Selasa,16 Juli 2024
Pukul: 01:50 WIB

Pengeroyokan di Gegerbitung Diduga Salah Sasaran, Warga Desak Polisi Usut Tuntas

Pengeroyokan di Gegerbitung Diduga Salah Sasaran, Warga Desak Polisi Usut Tuntas

Sabtu, 1 April 2023
/ Pukul: 18:25 WIB
Sabtu, 1 April 2023
Pukul 18:25 WIB
Facebook
Twitter
Telegram
WhatsApp

SUKABUMISATU.COM – Warga Desa Bojongsawah, Kecamatan Kebonpedes, Kabupaten Sukabumi mendesak polisi mengusut tuntas kasus pengeroyokan yang menewaskan R alias B di Kecamatan Gegerbitung, Kabupaten Sukabumi. Sebut banyak kejanggalan, warga menilai R adalah korban salah sasaran.

Seperti yang diungkapkan salah seorang kerabat R, yakni A. Pasca peristiwa pengeroyokan, A bersama beberapa perwakilan keluarga dan warga Desa Bojongsawah mengikuti pertemuan di Polsek Gegerbitung.

“Di situ kami mendapati banyak keterangan dari saksi-saksi. Almarhum ini diduga kuat korban salah sasaran,” kata A kepada sukabumisatu.com, Sabtu (1/4/2023).

A lantas menceritakan kronologi kejadian yang Ia dapat dari saksi saat pertemuan di Polsek Gegerbitung. Peristiwa percobaan pencurian sepeda motor terjadi di rumah warga bernama Doni alias Dodo di Kampung Kawungluwuk, Desa Caringin, Gegerbitung, Jumat dinihari (31/3/2023).

Pemilik sepeda motor sempat mengejar maling yang sudah masuk ke area rumah. Namun saat itu, maling berhasil melarikan diri.

Sekitar 15 menit kemudian, ramai terdengar dari kampung sebelah soal penangkapan pria diduga maling yakni R. Namun ciri-ciri maling yang dikejar dengan R berbeda.

“Maling yang dikejar itu pakai baju coklat dan perawakannya kecil. Sementara almarhum ini yang ditangkap warga pakai kaos hitam celana jeans dan perawakannya tinggi,” kata dia.

“Dan lokasi pengeroyokannya itu bukan di Kampung Kawungluwuk, enggak sama dengan lokasi percobaan pencurian. Lokasi pengeroyokannya di kampung sebelahnya, di Cilubang Hilir,” tuturnya.

Kejanggalan lainnya, lanjut A, didapat dari aparat setempat yang sempat berbincang dengan R dalam perjalanan menuju rumah sakit.

Warga mendapati R sedang berada di sebuah masjid di Gegerbitung. R juga mengaku diajak seorang teman untuk datang ke Desa Caringin menggunakan sepeda motor trail.

“Nah sementara korban ini dia enggak bisa pakai motor kopling. Pake motor biasa aja dia enggak lancar,” kata dia.

“Jadi kalau korban ini disebut maling, buktinya apa? kami menilai ini sangat janggal. Sebelum meninggal, korban mengaku hanya diajak saja,” tambahnya.

Di sisi lain, A tak memungkiri bahwa almarhum R diajak ke lokasi oleh temannya yang kini kabur. A mengaku sudah mendapatkan informasi soal identitas maling yang sebenarnya.

“Yang pelakunya itu yang kabur. Sudah teridentifikasi juga identitasnya, warga desa sebelah,” imbuhnya.

Atas kejanggalan-kejanggalan tersebut, A menegaskan pihak keluarga dan warga kampungnya di Desa Bojongsawah mendesak kepolisian bertindak. Warga meminta polisi mengusut tuntas kasus ini.

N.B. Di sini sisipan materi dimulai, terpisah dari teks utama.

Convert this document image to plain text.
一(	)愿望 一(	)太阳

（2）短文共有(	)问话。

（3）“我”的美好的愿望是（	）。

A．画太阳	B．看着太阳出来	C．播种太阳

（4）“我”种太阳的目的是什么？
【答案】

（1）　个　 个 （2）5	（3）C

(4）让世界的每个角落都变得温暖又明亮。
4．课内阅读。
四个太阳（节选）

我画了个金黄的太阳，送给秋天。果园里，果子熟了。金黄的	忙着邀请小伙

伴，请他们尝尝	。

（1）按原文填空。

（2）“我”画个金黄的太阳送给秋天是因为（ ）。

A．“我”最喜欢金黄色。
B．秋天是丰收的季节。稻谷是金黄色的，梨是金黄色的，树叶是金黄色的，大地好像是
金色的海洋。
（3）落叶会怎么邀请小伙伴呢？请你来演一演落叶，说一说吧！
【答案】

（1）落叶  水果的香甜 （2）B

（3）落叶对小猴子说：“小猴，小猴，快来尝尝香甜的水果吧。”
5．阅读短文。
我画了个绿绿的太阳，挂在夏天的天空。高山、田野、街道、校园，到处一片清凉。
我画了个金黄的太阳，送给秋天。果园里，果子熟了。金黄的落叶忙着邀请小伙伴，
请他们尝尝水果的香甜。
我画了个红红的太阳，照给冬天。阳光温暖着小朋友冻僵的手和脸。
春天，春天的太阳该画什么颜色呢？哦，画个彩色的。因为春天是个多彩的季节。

“Usut tuntas terkait pelaku pencurian yang sebenarnya dan usut tuntas juga terkait pengeroyokan yang menewaskan keluarga kami,” kata dia.

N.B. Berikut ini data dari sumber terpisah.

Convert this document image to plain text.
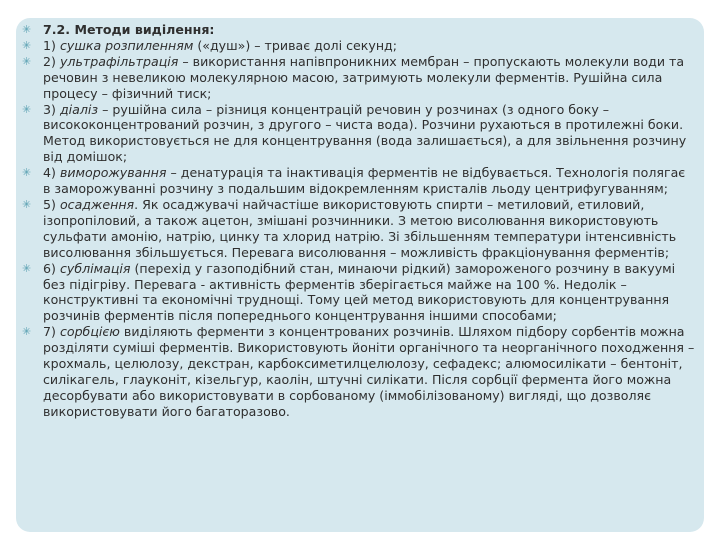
✳ 7.2. Методи виділення:

✳ 1) сушка розпиленням («душ») – триває долі секунд;

✳ 2) ультрафільтрація – використання напівпроникних мембран – пропускають молекули води та речовин з невеликою молекулярною масою, затримують молекули ферментів. Рушійна сила процесу – фізичний тиск;

✳ 3) діаліз – рушійна сила – різниця концентрацій речовин у розчинах (з одного боку – висококонцентрований розчин, з другого – чиста вода). Розчини рухаються в протилежні боки. Метод використовується не для концентрування (вода залишається), а для звільнення розчину від домішок;

✳ 4) виморожування – денатурація та інактивація ферментів не відбувається. Технологія полягає в заморожуванні розчину з подальшим відокремленням кристалів льоду центрифугуванням;

✳ 5) осадження. Як осаджувачі найчастіше використовують спирти – метиловий, етиловий, ізопропіловий, а також ацетон, змішані розчинники. З метою висолювання використовують сульфати амонію, натрію, цинку та хлорид натрію. Зі збільшенням температури інтенсивність висолювання збільшується. Перевага висолювання – можливість фракціонування ферментів;

✳ 6) сублімація (перехід у газоподібний стан, минаючи рідкий) замороженого розчину в вакуумі без підігріву. Перевага - активність ферментів зберігається майже на 100 %. Недолік – конструктивні та економічні труднощі. Тому цей метод використовують для концентрування розчинів ферментів після попереднього концентрування іншими способами;

✳ 7) сорбцією виділяють ферменти з концентрованих розчинів. Шляхом підбору сорбентів можна розділяти суміші ферментів. Використовують йоніти органічного та неорганічного походження – крохмаль, целюлозу, декстран, карбоксиметилцелюлозу, сефадекс; алюмосилікати – бентоніт, силікагель, глауконіт, кізельгур, каолін, штучні силікати. Після сорбції фермента його можна десорбувати або використовувати в сорбованому (іммобілізованому) вигляді, що дозволяє використовувати його багаторазово.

“Kalau misal empat hari engga tuntas, belum ada kelanjutannya, pemuda di sini akan bertindak. Kami sudah siap untuk perang,” pungkasnya.

Diberitakan sebelumnya R tewas dikeroyok di Kecamatan Gegerbitung. Ia jadi sasaran amukan warga karena diduga hendak melakukan pencurian sepeda motor.

R mengalami pendarahan dan luka parah di sekujur tubuh. Ia meninggal dunia saat ditangani di RSUD R Syamsudin SH, Kota Sukabumi.